In the world I live in today the physical is as much a mystery as is the spiritual. Although the passing of ages has brought revelation in both. Science being the instrument used to uncover truth in the physical world, religion being the instrument which we use to uncover truth in the spiritual. In both regards, our knowledge is today only a fraction of what it will be centuries from now. However, I do believe we have uncovered Laws in both. Thankfully these Laws do not contradict, they are interconneced. As they are all that we have, they are enough. The pursuit of answers and explanations beyond these is a noble and necessary cause, yet, let it not justify disregarding what we arleady know to be True.

In my view, David Morris suffers from the same faults as those who he attacks in his article. Science is as much a superstition as religion. Relying on it's Laws alone to guide your life today will bear the same result as any Christian, Muslim, Jew or Hindu who relies only on their Laws to guide them.

If not for this I fear I might actually agree with Justice Scalia when as cited in the article he so eloquently speaks for all of us Christians. "The more Christian a country is the less likely it is to regard the death penalty as immoral," he observed. "I attribute that to the fact that, for the believing Christian, death is no big deal."

What a jackass.......

http://sdnrnr.blogspot.com/

EuroYank - Virginia Hoge said...

Excellent thoughts. You should read this post!

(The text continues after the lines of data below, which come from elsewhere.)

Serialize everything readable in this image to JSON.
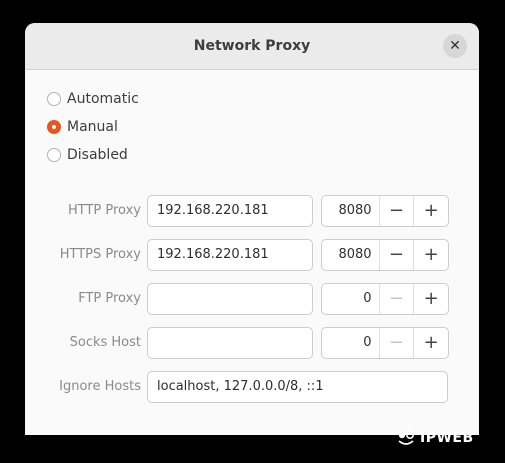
{
  "dialog": {
    "title": "Network Proxy",
    "close_icon": "close-icon"
  },
  "modes": [
    {
      "label": "Automatic",
      "selected": false
    },
    {
      "label": "Manual",
      "selected": true
    },
    {
      "label": "Disabled",
      "selected": false
    }
  ],
  "proxies": {
    "http": {
      "label": "HTTP Proxy",
      "host": "192.168.220.181",
      "port": "8080",
      "decrement": "−",
      "increment": "+"
    },
    "https": {
      "label": "HTTPS Proxy",
      "host": "192.168.220.181",
      "port": "8080",
      "decrement": "−",
      "increment": "+"
    },
    "ftp": {
      "label": "FTP Proxy",
      "host": "",
      "port": "0",
      "decrement": "−",
      "increment": "+"
    },
    "socks": {
      "label": "Socks Host",
      "host": "",
      "port": "0",
      "decrement": "−",
      "increment": "+"
    }
  },
  "ignore_hosts": {
    "label": "Ignore Hosts",
    "value": "localhost, 127.0.0.0/8, ::1"
  },
  "colors": {
    "accent": "#e95420"
  },
  "watermark": {
    "text": "IPWEB"
  }
}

the Skinhead Cult & the Skinhead Movement

Yodood said...

Wow, here I am again already. You evoke a deep, welcome resonance in me.
As to a living will, I have gone through the same legal process you describe and carry a copy on my person when away from my home which states that I am not financially responsible for medical bills incurred while I am unconscious. If I remain unconscious until I die, that is the way I want it to go down. I have lived the past 34 years, since my hypochondriac registered nurse exwife went home to mama, doctor free and quite healthily, thank you very much. To awaken from whatever may possibly make me unconscious to a life of rehabilitation and impossible medical debt is just not in my or my daughter's future. Should I awaken as a doorknob (I like that better than vegetable — I talk to and name the denizens of my garden) I have made arrangements with friends to deal with that too, depending on which of us needs polishing off.